Entscheidung Bundesverfassungsgericht: Kein pauschales Kopftuchverbot

Die Karlsruher Richter revidieren ihre Rechtsprechung: Künftig soll eine „konkrete Gefahr“ als Grundlage für ein Kopftuchverbot bei Lehrerinnen gelten.

Eine generelle Kopftucherlaubnis ist die Entscheidung der Richter nicht. Bild: imago/Westend61

FREIBURG taz | Ein pauschales Kopftuchverbot bei Lehrkräften ist nicht mit der Religionsfreiheit vereinbar. Das hat jetzt das Bundesverfassungsgericht entschieden. Eine entsprechende Grundsatzentscheidung wird an diesem Freitag veröffentlicht. Aufgrund einer Computerpanne des Gerichts wurde der Kern des Beschlusses allerdings schon am Donnerstag bekannt.

Geklagt hatten zwei muslimische Pädagoginnen aus Nordrhein-Westfalen, die in der Schule aufgrund ihres Glaubens eine Kopfbedeckung tragen wollten. Eine trug ein klassisches Kopftuch, die andere eine Art Mütze. Damit verstießen sie aber nach Ansicht der Behörden gegen das nordrhein-westfälische Schulgesetz. Dort werden den Lehrkräften religiöse „Bekundungen“ verboten, die geeignet sind, die Neutralität des Landes und den Schulfrieden zu gefährden. Eine Klägern wurde gekündigt, die andere abgemahnt.

Das Bundesverfassungsgericht hat nun entschieden, dass dieses Verbot „verfassungskonform einzuschränken“ ist. Künftig soll keine abstrakte Gefahr für Neutralität und Schulfrieden mehr genügen, vielmehr muss eine „hinreichend konkrete Gefahr“ von den jeweiligen Kopftüchern ausgehen.

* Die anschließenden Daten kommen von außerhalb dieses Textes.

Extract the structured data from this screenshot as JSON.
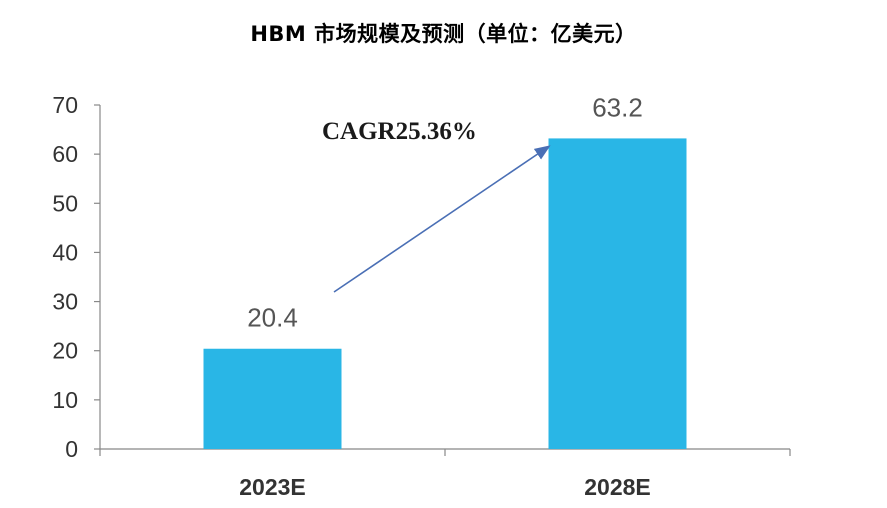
{
  "chart_data": {
    "type": "bar",
    "title": "HBM 市场规模及预测（单位：亿美元）",
    "xlabel": "",
    "ylabel": "",
    "categories": [
      "2023E",
      "2028E"
    ],
    "values": [
      20.4,
      63.2
    ],
    "data_labels": [
      "20.4",
      "63.2"
    ],
    "ylim": [
      0,
      70
    ],
    "yticks": [
      0,
      10,
      20,
      30,
      40,
      50,
      60,
      70
    ],
    "grid": false,
    "legend": "none",
    "annotation": "CAGR25.36%",
    "colors": {
      "bar": "#29B6E6",
      "arrow": "#4A6FB5",
      "axis": "#888888",
      "text": "#333333"
    }
  }
}
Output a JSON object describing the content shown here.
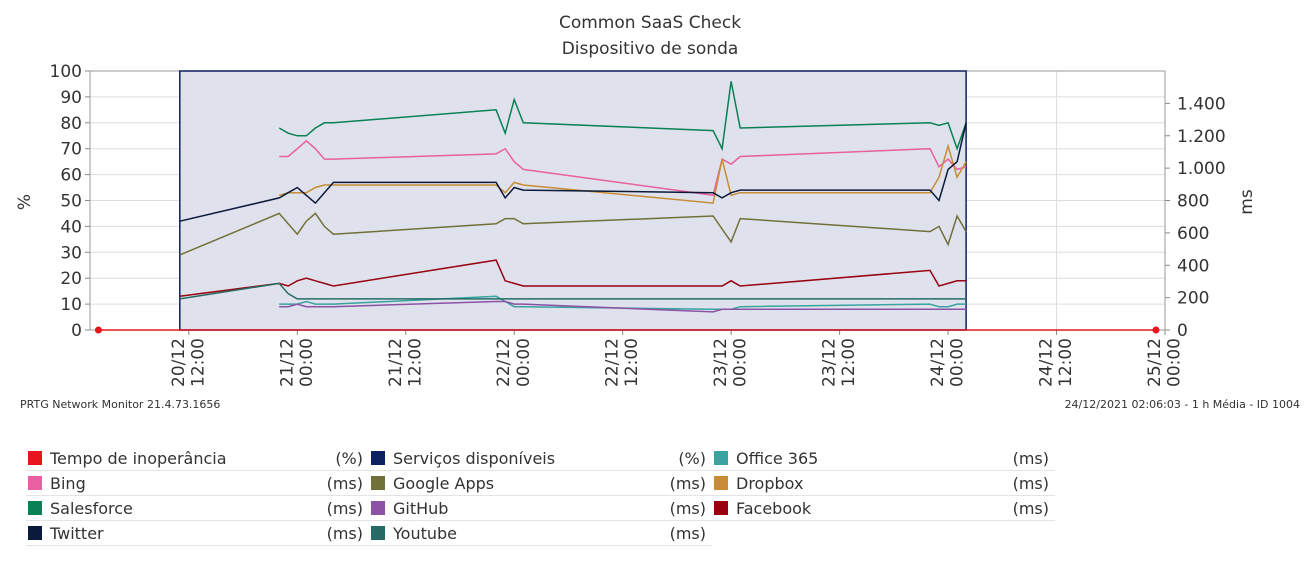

Eine generelle Kopftucherlaubnis ist das allerdings nicht. Sollten konservative Eltern gegen eine erkennbar muslimische Lehrerin Proteste organisieren, könnte darin eine konkrete Gefahr für den Schulfrieden gesehen werden, die ein Kopftuchverbot im konkreten Fall doch erlaubt.

Privilegierung christlicher Symbole

Eine weitere Klausel des NRW-Schulgesetzes wurde von den Richtern ganz gekippt. Danach gab es eine Ausnahme vom Verbot religiöser Bekundungen für die „Darstellung christlicher und abendländischer Bildungs- und Kulturwerte oder Traditionen“. Diese Privilegierung christlicher Symbole verstoße gegen das Grundgesetz, das Benachteiligungen aus religiösen Gründen verbietet, so die Richter.

Damit korrigiert das Verfassungsgericht seine eigene Rechtsprechung aus dem Jahr 2003. Im Fall der Stuttgarter Lehrerin Fereshta Ludin hatte Karlsruhe damals entschieden, dass auch vorsorgliche Kopftuchverbote möglich sind – wenn es hierfür eine gesetzliche Grundlage gibt. Viele Bundesländer schufen daraufhin entsprechende Kopftuchverbote in ihren Schulgesetzen.

Der Wandel der Rechtsprechung hat auch damit zu tun, dass 2003 der konservativere Zweite Senat entschieden hatte und diesmal der liberalere Erste Senat zuständig war. Grund: 2003 ging es um das Beamtenrecht, für das der Zweite Senat verantwortlich ist, während die jetzt klagenden Pädagoginnen nur angestellt waren.

Die neue Entscheidung war aber auch nicht unumstritten und fiel im Ersten Senat mit 6 zu 2 Richterstimmen. Ausgerechnet der konservative Richter Wilhelm Schluckebier, der das Urteil vorbereitet hatte, musste ein Minderheitsvotum schreiben. Ein zweites Sondervotum stammt von Richterin Monika Hermanns, die in dem Verfahren den befangenen Senatspräsidenten Ferdinand Kirchhof vertrat.